SJIAOS: What do you consider the most challenging features of deep-learning methodology, in statistics in general and especially in the domain of trade statistics?
Authors: In general, the training of a deep learning model requires large amounts of labeled data. Otherwise, it is prone to overfitting. Acquiring and preparing such data can be costly and time-consuming.
In Hong Kong, traders are required to lodge declarations to the Hong Kong Government within 14 days after the importation or exportation of an article, except those which are exempted to do so. The availability of 20 million declarations received annually makes the deep learning approach feasible. A challenge is that we need to ensure this approach is sustainable and robust to changes in the data. Note that the Harmonized System (HS) is a commodity classification system regularly updated by the World Customs Organization (WCO). Since the HS and the unit values of commodities change with time, we have to constantly update the models to ensure they are valid for data quality assurance.

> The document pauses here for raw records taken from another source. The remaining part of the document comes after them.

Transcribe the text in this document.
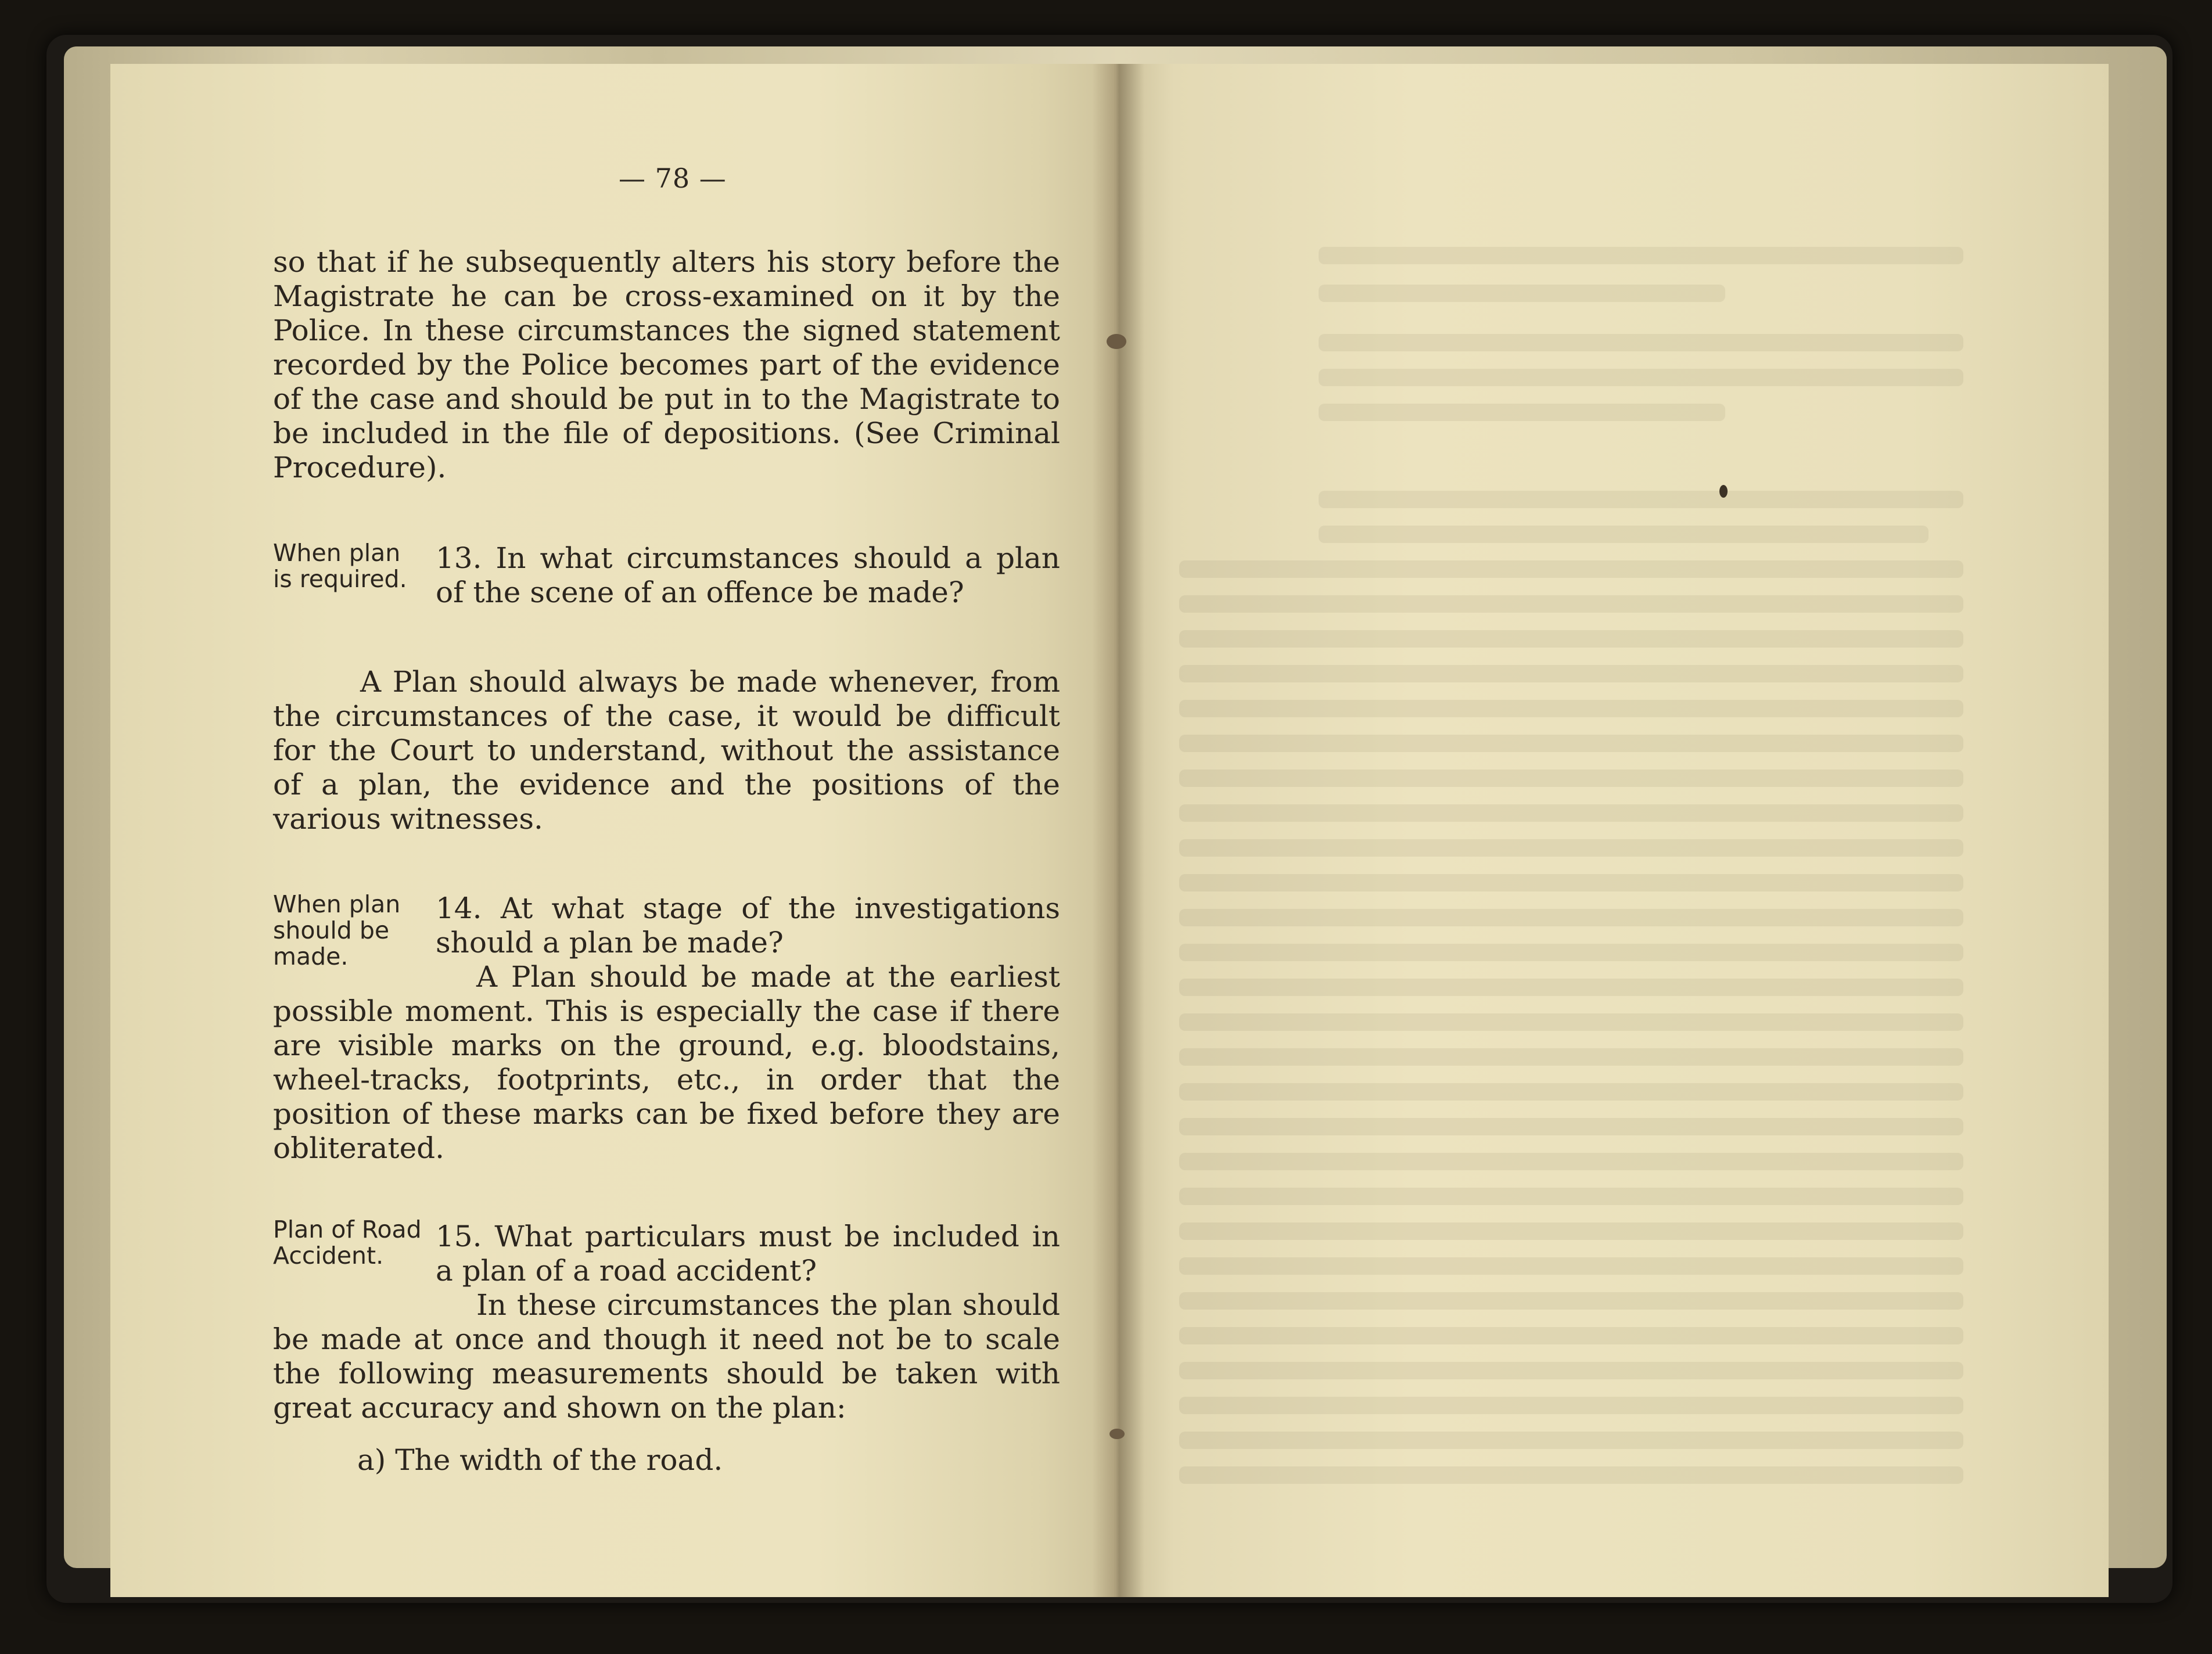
— 78 —

so that if he subsequently alters his story before the Magistrate he can be cross-examined on it by the Police. In these circumstances the signed statement recorded by the Police becomes part of the evidence of the case and should be put in to the Magistrate to be included in the file of depositions. (See Criminal Procedure).

When plan is required.
13. In what circumstances should a plan of the scene of an offence be made?
A Plan should always be made whenever, from the circumstances of the case, it would be difficult for the Court to understand, without the assistance of a plan, the evidence and the positions of the various witnesses.
When plan should be made.
14. At what stage of the investigations should a plan be made?
A Plan should be made at the earliest possible moment. This is especially the case if there are visible marks on the ground, e.g. bloodstains, wheel-tracks, footprints, etc., in order that the position of these marks can be fixed before they are obliterated.
Plan of Road Accident.
15. What particulars must be included in a plan of a road accident?
In these circumstances the plan should be made at once and though it need not be to scale the following measurements should be taken with great accuracy and shown on the plan:
a) The width of the road.
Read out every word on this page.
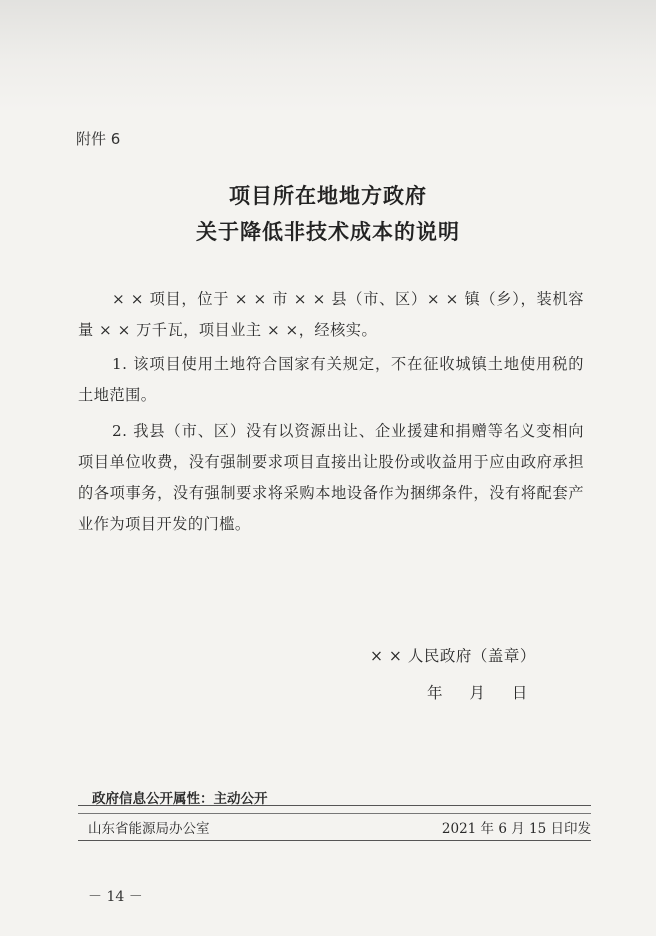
附件 6
项目所在地地方政府
关于降低非技术成本的说明
× × 项目，位于 × × 市 × × 县（市、区）× × 镇（乡），装机容量 × × 万千瓦，项目业主 × ×，经核实。
1. 该项目使用土地符合国家有关规定，不在征收城镇土地使用税的土地范围。
2. 我县（市、区）没有以资源出让、企业援建和捐赠等名义变相向项目单位收费，没有强制要求项目直接出让股份或收益用于应由政府承担的各项事务，没有强制要求将采购本地设备作为捆绑条件，没有将配套产业作为项目开发的门槛。
× × 人民政府（盖章）
年 月 日
政府信息公开属性：主动公开
山东省能源局办公室	2021 年 6 月 15 日印发
－ 14 －
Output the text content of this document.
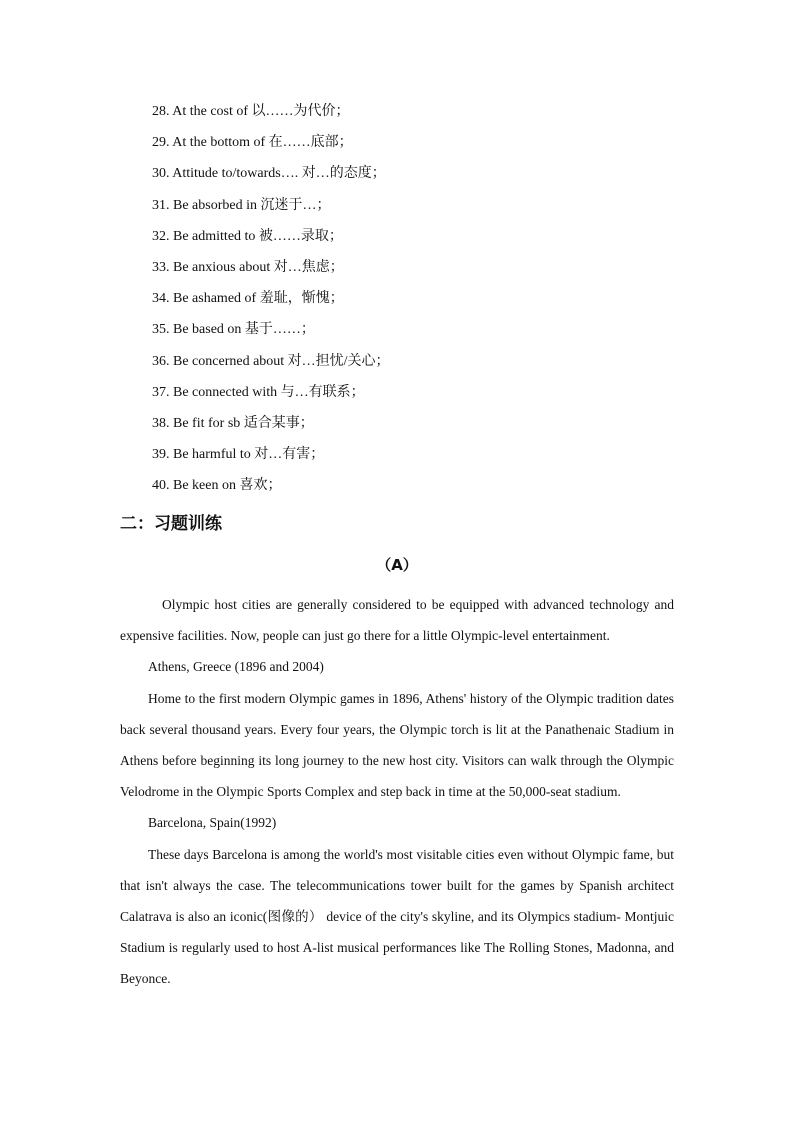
28. At the cost of 以……为代价；
29. At the bottom of 在……底部；
30. Attitude to/towards…. 对…的态度；
31. Be absorbed in 沉迷于…；
32. Be admitted to 被……录取；
33. Be anxious about 对…焦虑；
34. Be ashamed of 羞耻，惭愧；
35. Be based on 基于……；
36. Be concerned about 对…担忧/关心；
37. Be connected with 与…有联系；
38. Be fit for sb 适合某事；
39. Be harmful to 对…有害；
40. Be keen on 喜欢；
二：习题训练
（A）

Olympic host cities are generally considered to be equipped with advanced technology and expensive facilities. Now, people can just go there for a little Olympic-level entertainment.

Athens, Greece (1896 and 2004)

Home to the first modern Olympic games in 1896, Athens' history of the Olympic tradition dates back several thousand years. Every four years, the Olympic torch is lit at the Panathenaic Stadium in Athens before beginning its long journey to the new host city. Visitors can walk through the Olympic Velodrome in the Olympic Sports Complex and step back in time at the 50,000-seat stadium.

Barcelona, Spain(1992)

These days Barcelona is among the world's most visitable cities even without Olympic fame, but that isn't always the case. The telecommunications tower built for the games by Spanish architect Calatrava is also an iconic(图像的） device of the city's skyline, and its Olympics stadium- Montjuic Stadium is regularly used to host A-list musical performances like The Rolling Stones, Madonna, and Beyonce.
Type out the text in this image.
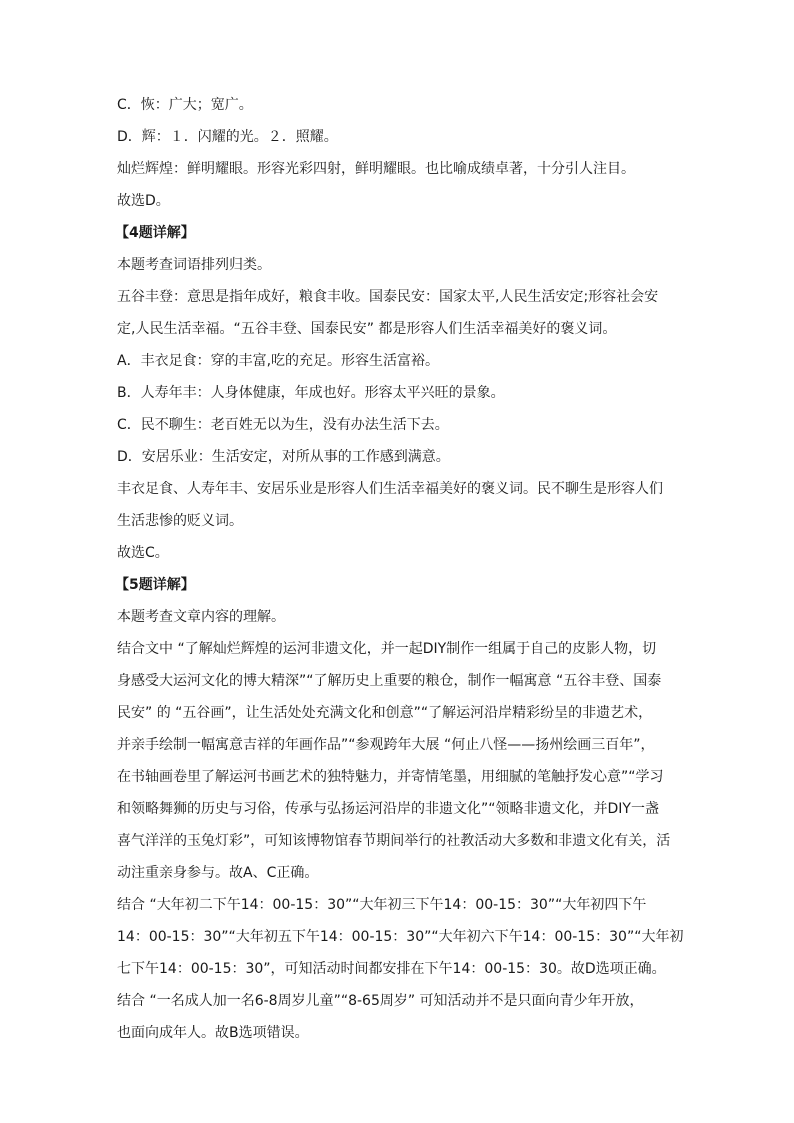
C．恢：广大；宽广。
D．辉：１．闪耀的光。２．照耀。
灿烂辉煌：鲜明耀眼。形容光彩四射，鲜明耀眼。也比喻成绩卓著，十分引人注目。
故选D。
【4题详解】
本题考查词语排列归类。
五谷丰登：意思是指年成好，粮食丰收。国泰民安：国家太平,人民生活安定;形容社会安
定,人民生活幸福。“五谷丰登、国泰民安” 都是形容人们生活幸福美好的褒义词。
A．丰衣足食：穿的丰富,吃的充足。形容生活富裕。
B．人寿年丰：人身体健康，年成也好。形容太平兴旺的景象。
C．民不聊生：老百姓无以为生，没有办法生活下去。
D．安居乐业：生活安定，对所从事的工作感到满意。
丰衣足食、人寿年丰、安居乐业是形容人们生活幸福美好的褒义词。民不聊生是形容人们
生活悲惨的贬义词。
故选C。
【5题详解】
本题考查文章内容的理解。
结合文中 “了解灿烂辉煌的运河非遗文化，并一起DIY制作一组属于自己的皮影人物，切
身感受大运河文化的博大精深”“了解历史上重要的粮仓，制作一幅寓意 “五谷丰登、国泰
民安” 的 “五谷画”，让生活处处充满文化和创意”“了解运河沿岸精彩纷呈的非遗艺术，
并亲手绘制一幅寓意吉祥的年画作品”“参观跨年大展 “何止八怪——扬州绘画三百年”，
在书轴画卷里了解运河书画艺术的独特魅力，并寄情笔墨，用细腻的笔触抒发心意”“学习
和领略舞狮的历史与习俗，传承与弘扬运河沿岸的非遗文化”“领略非遗文化，并DIY一盏
喜气洋洋的玉兔灯彩”，可知该博物馆春节期间举行的社教活动大多数和非遗文化有关，活
动注重亲身参与。故A、C正确。
结合 “大年初二下午14：00-15：30”“大年初三下午14：00-15：30”“大年初四下午
14：00-15：30”“大年初五下午14：00-15：30”“大年初六下午14：00-15：30”“大年初
七下午14：00-15：30”，可知活动时间都安排在下午14：00-15：30。故D选项正确。
结合 “一名成人加一名6-8周岁儿童”“8-65周岁” 可知活动并不是只面向青少年开放，
也面向成年人。故B选项错误。
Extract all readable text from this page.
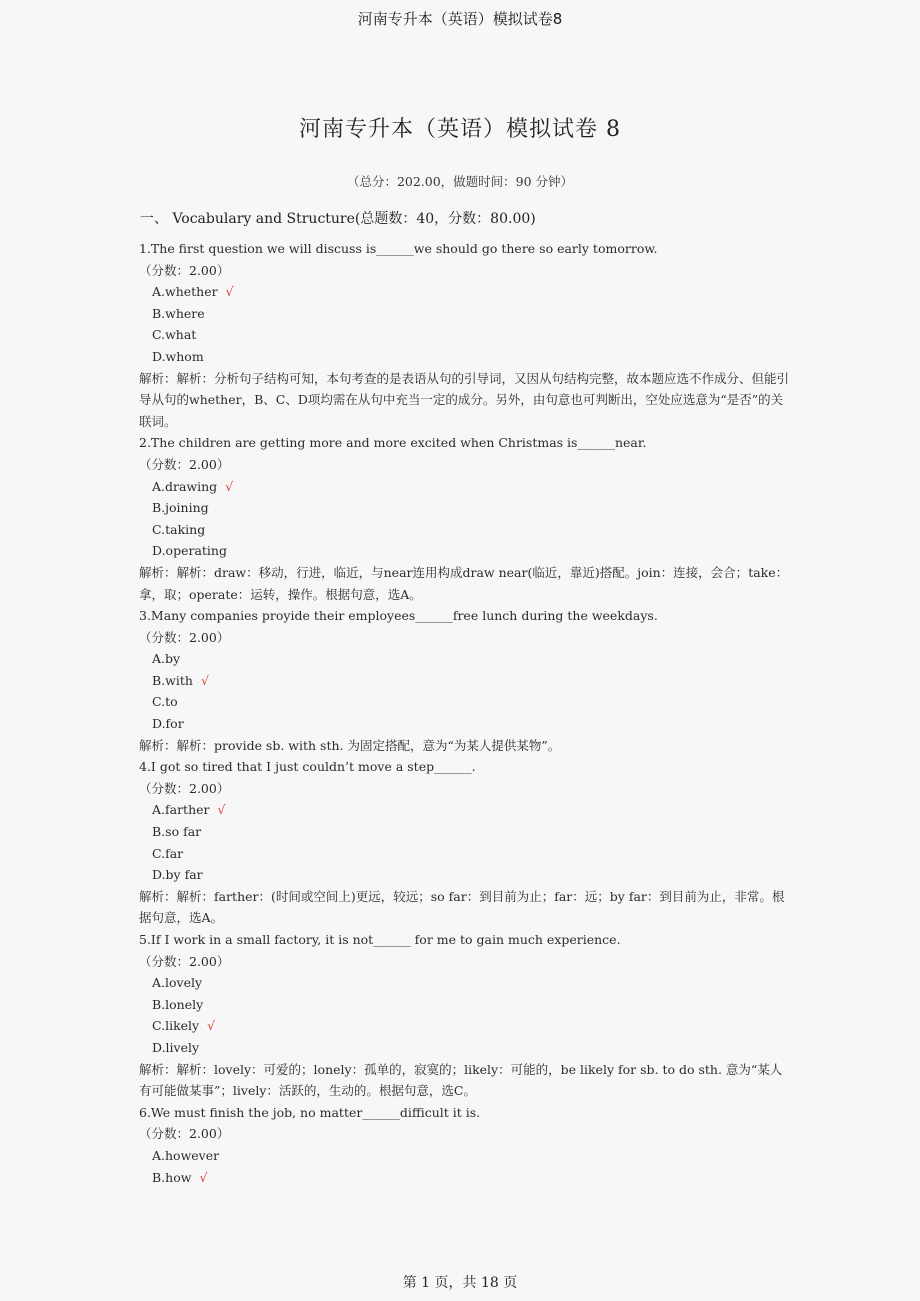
河南专升本（英语）模拟试卷8
河南专升本（英语）模拟试卷 8
（总分：202.00，做题时间：90 分钟）
一、 Vocabulary and Structure(总题数：40，分数：80.00)
1.The first question we will discuss is______we should go there so early tomorrow.
（分数：2.00）
A.whether √
B.where
C.what
D.whom
解析：解析：分析句子结构可知，本句考查的是表语从句的引导词，又因从句结构完整，故本题应选不作成分、但能引导从句的whether，B、C、D项均需在从句中充当一定的成分。另外，由句意也可判断出，空处应选意为“是否”的关联词。
2.The children are getting more and more excited when Christmas is______near.
（分数：2.00）
A.drawing √
B.joining
C.taking
D.operating
解析：解析：draw：移动，行进，临近，与near连用构成draw near(临近，靠近)搭配。join：连接，会合；take：拿，取；operate：运转，操作。根据句意，选A。
3.Many companies proyide their employees______free lunch during the weekdays.
（分数：2.00）
A.by
B.with √
C.to
D.for
解析：解析：provide sb. with sth. 为固定搭配，意为“为某人提供某物”。
4.I got so tired that I just couldn’t move a step______.
（分数：2.00）
A.farther √
B.so far
C.far
D.by far
解析：解析：farther：(时间或空间上)更远，较远；so far：到目前为止；far：远；by far：到目前为止，非常。根据句意，选A。
5.If I work in a small factory, it is not______ for me to gain much experience.
（分数：2.00）
A.lovely
B.lonely
C.likely √
D.lively
解析：解析：lovely：可爱的；lonely：孤单的，寂寞的；likely：可能的，be likely for sb. to do sth. 意为“某人有可能做某事”；lively：活跃的，生动的。根据句意，选C。
6.We must finish the job, no matter______difficult it is.
（分数：2.00）
A.however
B.how √
第 1 页，共 18 页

SJIAOS:… and what are your expectations for the use of the deep-learning methodology in the next few years? What kind of challenges, risks and opportunities do you see in this domain?
Authors: The use of deep-learning methodology will continue to grow rapidly in the next few years, driven by the increased availability of computing resources and enhanced technology. Also, models with enhanced interpretability will be seen in the future.
One of the challenges is the need for more training data. As we all know, an excellent deep-learning model usually requires a large amount of cleaned (and even labeled) data. We need to collect and process these data, which may be time-consuming and expensive.
There are concerns about bias and ethical issues in deep learning models. Bias in training data can lead to biased predictions and unjust conclusions. We should address these problems and make our best effort to ensure the deep learning models are transparent and unbiased in the future.
Regarding opportunities, deep learning models can automate complex tasks that previously required heavy manual work, just like how our deep learning models do. It can increase efficiency, reduce costs, and improve productivity in various sectors.
SJIAOS: With all the recent new developments in deep-learning, ML, AI, and the ecosystem of (also small area) data, how do you see the production and dissemination work of the national statistical office being organized in 10-15 years?
Authors: In the coming 10-15 years, we believe that the new developments in deep-learning, ML, AI can facilitate the automation of data collection, processing, and analysis. National statistical offices may incorporate diverse data sources, such as social media and satellite imagery, alongside traditional survey data to enhance the coverage, timeliness and accuracy of statistical outputs. The dissemination of official statistics are also likely to evolve, with interactive visualizations and user-friendly interfaces facilitating better data understanding.
The winning manuscript will be published in SJIAOS Vol 39/4 (December 2023).
It was a pleasure to have this interview with you and I wish you success in your further career.